Die Polizei registrierte 2025 in Bayern 67 deutschfeindliche Straftaten – ein neuer Rekord. Seit 2019, dem ersten Jahr der gesonderten Erfassung, hat sich die Zahl mehr als verdreifacht. Das geht aus einer Antwort der Staatsregierung auf eine Anfrage der AfD-Landtagsabgeordneten Köhler, Lipp und Meier hervor.
Unter den insgesamt 250 Delikten der Jahre 2019 bis 2025 befinden sich 34 Gewaltdelikte mit 54 Opfern und zwei als Terrorismus bewertete Taten.

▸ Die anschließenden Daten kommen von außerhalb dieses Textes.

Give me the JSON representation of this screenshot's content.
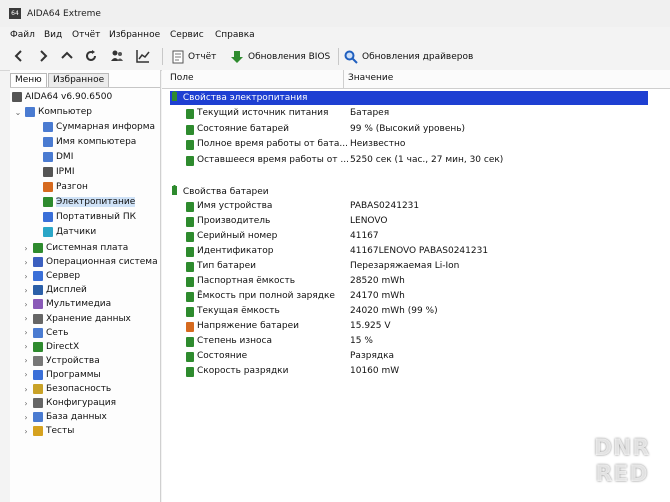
{
  "app": {
    "title": "AIDA64 Extreme",
    "icon_text": "64"
  },
  "menu": [
    "Файл",
    "Вид",
    "Отчёт",
    "Избранное",
    "Сервис",
    "Справка"
  ],
  "toolbar": {
    "report_label": "Отчёт",
    "bios_label": "Обновления BIOS",
    "drivers_label": "Обновления драйверов"
  },
  "tabs": {
    "menu": "Меню",
    "favorites": "Избранное"
  },
  "tree": {
    "root": "AIDA64 v6.90.6500",
    "computer": "Компьютер",
    "computer_children": [
      "Суммарная информа",
      "Имя компьютера",
      "DMI",
      "IPMI",
      "Разгон",
      "Электропитание",
      "Портативный ПК",
      "Датчики"
    ],
    "others": [
      "Системная плата",
      "Операционная система",
      "Сервер",
      "Дисплей",
      "Мультимедиа",
      "Хранение данных",
      "Сеть",
      "DirectX",
      "Устройства",
      "Программы",
      "Безопасность",
      "Конфигурация",
      "База данных",
      "Тесты"
    ]
  },
  "columns": {
    "field": "Поле",
    "value": "Значение"
  },
  "power": {
    "title": "Свойства электропитания",
    "rows": [
      {
        "field": "Текущий источник питания",
        "value": "Батарея"
      },
      {
        "field": "Состояние батарей",
        "value": "99 % (Высокий уровень)"
      },
      {
        "field": "Полное время работы от бата...",
        "value": "Неизвестно"
      },
      {
        "field": "Оставшееся время работы от ...",
        "value": "5250 сек (1 час., 27 мин, 30 сек)"
      }
    ]
  },
  "battery": {
    "title": "Свойства батареи",
    "rows": [
      {
        "field": "Имя устройства",
        "value": "PABAS0241231"
      },
      {
        "field": "Производитель",
        "value": "LENOVO"
      },
      {
        "field": "Серийный номер",
        "value": "41167"
      },
      {
        "field": "Идентификатор",
        "value": "41167LENOVO PABAS0241231"
      },
      {
        "field": "Тип батареи",
        "value": "Перезаряжаемая Li-Ion"
      },
      {
        "field": "Паспортная ёмкость",
        "value": "28520 mWh"
      },
      {
        "field": "Ёмкость при полной зарядке",
        "value": "24170 mWh"
      },
      {
        "field": "Текущая ёмкость",
        "value": "24020 mWh  (99 %)"
      },
      {
        "field": "Напряжение батареи",
        "value": "15.925 V"
      },
      {
        "field": "Степень износа",
        "value": "15 %"
      },
      {
        "field": "Состояние",
        "value": "Разрядка"
      },
      {
        "field": "Скорость разрядки",
        "value": "10160 mW"
      }
    ]
  },
  "watermark": {
    "line1": "DNR",
    "line2": "RED"
  },
  "colors": {
    "selection": "#1e3fd2",
    "battery_icon": "#2e8b2e",
    "accent": "#3a6fd8"
  }
}
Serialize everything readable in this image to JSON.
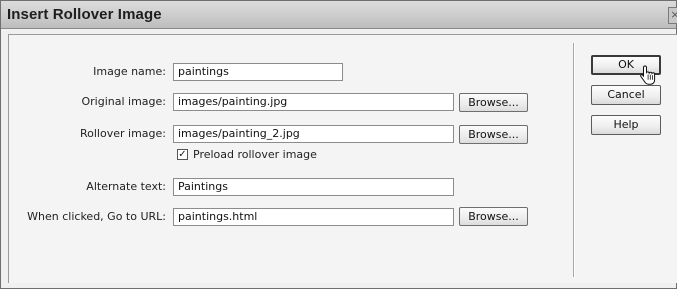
{
  "dialog": {
    "title": "Insert Rollover Image",
    "close_glyph": "×"
  },
  "form": {
    "image_name_label": "Image name:",
    "image_name_value": "paintings",
    "original_image_label": "Original image:",
    "original_image_value": "images/painting.jpg",
    "rollover_image_label": "Rollover image:",
    "rollover_image_value": "images/painting_2.jpg",
    "preload_label": "Preload rollover image",
    "preload_checked": true,
    "preload_check_glyph": "✓",
    "alternate_text_label": "Alternate text:",
    "alternate_text_value": "Paintings",
    "goto_url_label": "When clicked, Go to URL:",
    "goto_url_value": "paintings.html",
    "browse_label": "Browse..."
  },
  "buttons": {
    "ok": "OK",
    "cancel": "Cancel",
    "help": "Help"
  },
  "icons": {
    "cursor": "hand-pointer-icon"
  }
}
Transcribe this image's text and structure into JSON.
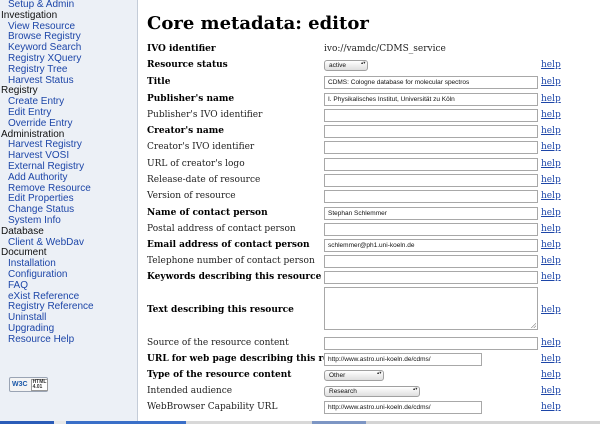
{
  "sidebar": {
    "sections": [
      {
        "heading": "",
        "items": [
          "Setup & Admin"
        ]
      },
      {
        "heading": "Investigation",
        "items": [
          "View Resource",
          "Browse Registry",
          "Keyword Search",
          "Registry XQuery",
          "Registry Tree",
          "Harvest Status"
        ]
      },
      {
        "heading": "Registry",
        "items": [
          "Create Entry",
          "Edit Entry",
          "Override Entry"
        ]
      },
      {
        "heading": "Administration",
        "items": [
          "Harvest Registry",
          "Harvest VOSI",
          "External Registry",
          "Add Authority",
          "Remove Resource",
          "Edit Properties",
          "Change Status",
          "System Info"
        ]
      },
      {
        "heading": "Database",
        "items": [
          "Client & WebDav"
        ]
      },
      {
        "heading": "Document",
        "items": [
          "Installation",
          "Configuration",
          "FAQ",
          "eXist Reference",
          "Registry Reference",
          "Uninstall",
          "Upgrading",
          "Resource Help"
        ]
      }
    ],
    "badge": {
      "main": "W3C",
      "sub": "HTML 4.01"
    }
  },
  "page": {
    "title": "Core metadata: editor"
  },
  "help_label": "help",
  "form": {
    "ivo_id": {
      "label": "IVO identifier",
      "value": "ivo://vamdc/CDMS_service"
    },
    "status": {
      "label": "Resource status",
      "value": "active"
    },
    "title": {
      "label": "Title",
      "value": "CDMS: Cologne database for molecular spectros"
    },
    "publisher": {
      "label": "Publisher's name",
      "value": "I. Physikalisches Institut, Universität zu Köln"
    },
    "publisher_ivo": {
      "label": "Publisher's IVO identifier",
      "value": ""
    },
    "creator": {
      "label": "Creator's name",
      "value": ""
    },
    "creator_ivo": {
      "label": "Creator's IVO identifier",
      "value": ""
    },
    "creator_logo": {
      "label": "URL of creator's logo",
      "value": ""
    },
    "release_date": {
      "label": "Release-date of resource",
      "value": ""
    },
    "version": {
      "label": "Version of resource",
      "value": ""
    },
    "contact_name": {
      "label": "Name of contact person",
      "value": "Stephan Schlemmer"
    },
    "postal": {
      "label": "Postal address of contact person",
      "value": ""
    },
    "email": {
      "label": "Email address of contact person",
      "value": "schlemmer@ph1.uni-koeln.de"
    },
    "telephone": {
      "label": "Telephone number of contact person",
      "value": ""
    },
    "keywords": {
      "label": "Keywords describing this resource",
      "value": ""
    },
    "description": {
      "label": "Text describing this resource",
      "value": ""
    },
    "source": {
      "label": "Source of the resource content",
      "value": ""
    },
    "url": {
      "label": "URL for web page describing this resource",
      "value": "http://www.astro.uni-koeln.de/cdms/"
    },
    "content_type": {
      "label": "Type of the resource content",
      "value": "Other"
    },
    "audience": {
      "label": "Intended audience",
      "value": "Research"
    },
    "browser_url": {
      "label": "WebBrowser Capability URL",
      "value": "http://www.astro.uni-koeln.de/cdms/"
    }
  }
}
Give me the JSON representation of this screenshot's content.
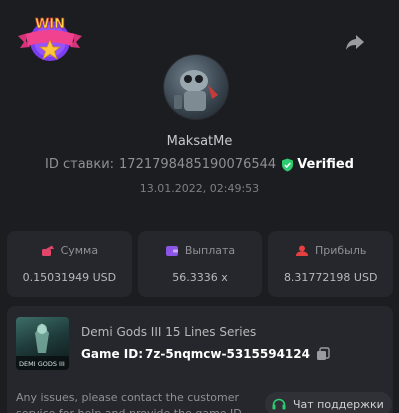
{
  "header": {
    "win_badge_text": "WIN",
    "share_icon": "share-icon"
  },
  "profile": {
    "username": "MaksatMe",
    "bet_id_label": "ID ставки:",
    "bet_id": "1721798485190076544",
    "verified_label": "Verified",
    "date": "13.01.2022, 02:49:53"
  },
  "stats": [
    {
      "label": "Сумма",
      "value": "0.15031949 USD",
      "icon": "coins-icon",
      "color": "#e2456a"
    },
    {
      "label": "Выплата",
      "value": "56.3336 x",
      "icon": "wallet-icon",
      "color": "#8d54e8"
    },
    {
      "label": "Прибыль",
      "value": "8.31772198 USD",
      "icon": "profit-icon",
      "color": "#e54040"
    }
  ],
  "game": {
    "title": "Demi Gods III 15 Lines Series",
    "id_label": "Game ID:",
    "id_value": "7z-5nqmcw-5315594124",
    "thumb_text": "DEMI GODS III"
  },
  "support": {
    "issue_text": "Any issues, please contact the customer service for help and provide the game ID",
    "chat_label": "Чат поддержки"
  },
  "colors": {
    "background": "#1c1d21",
    "card": "#26272c",
    "verified_green": "#2ecc71"
  }
}
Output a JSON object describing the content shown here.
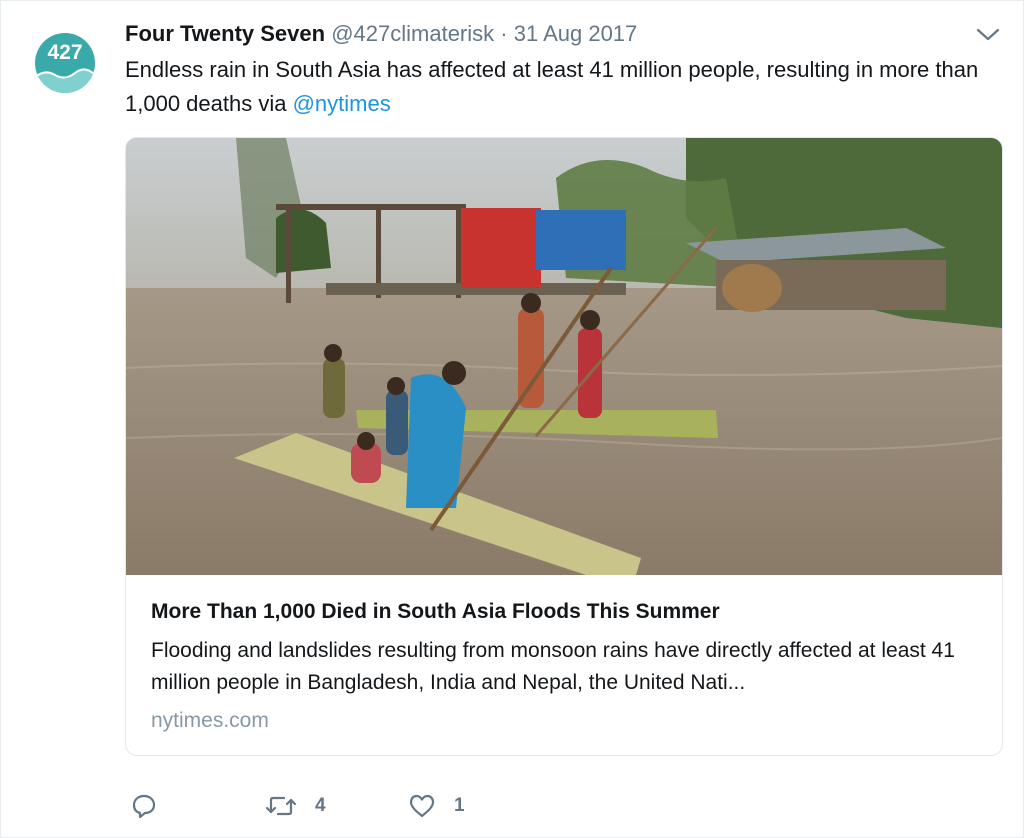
{
  "tweet": {
    "avatar_text": "427",
    "display_name": "Four Twenty Seven",
    "handle": "@427climaterisk",
    "separator": " · ",
    "date": "31 Aug 2017",
    "text_main": "Endless rain in South Asia has affected at least 41 million people, resulting in more than 1,000 deaths via ",
    "mention": "@nytimes"
  },
  "icons": {
    "more": "chevron-down-icon",
    "reply": "reply-icon",
    "retweet": "retweet-icon",
    "like": "heart-icon"
  },
  "card": {
    "title": "More Than 1,000 Died in South Asia Floods This Summer",
    "description": "Flooding and landslides resulting from monsoon rains have directly affected at least 41 million people in Bangladesh, India and Nepal, the United Nati...",
    "domain": "nytimes.com"
  },
  "actions": {
    "retweet_count": "4",
    "like_count": "1"
  },
  "colors": {
    "link": "#1b95e0",
    "muted": "#657786",
    "avatar": "#3aa9a9"
  }
}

Allein 2025 gab es 67 Meldungen – der bislang mit Abstand höchste Wert.
Die Ermittler erfassten in den sieben Jahren 186 Tatverdächtige. 116 davon hatten eine ausländische Staatsangehörigkeit, 68 die deutsche – wobei Doppelstaatler als Deutsche geführt werden. Die größte Gruppe unter den Ausländern bilden Syrer (21), gefolgt von Türken (20). Weitere Verdächtige stammen aus Serbien und Montenegro (9), Afghanistan, Polen und der Ukraine (je 5).
Bei der Analyse der 250 Fälle zeigt sich ein uneinheitliches Bild: 75 Delikte fielen unter „ausländische Ideologie", 69 waren „sonstige" und 44 nicht zuzuordnen. 24 Taten hatten einen religiösen, 20 einen rechten und 18 einen linken Hintergrund. Die häufigste Deliktart war Beleidigung.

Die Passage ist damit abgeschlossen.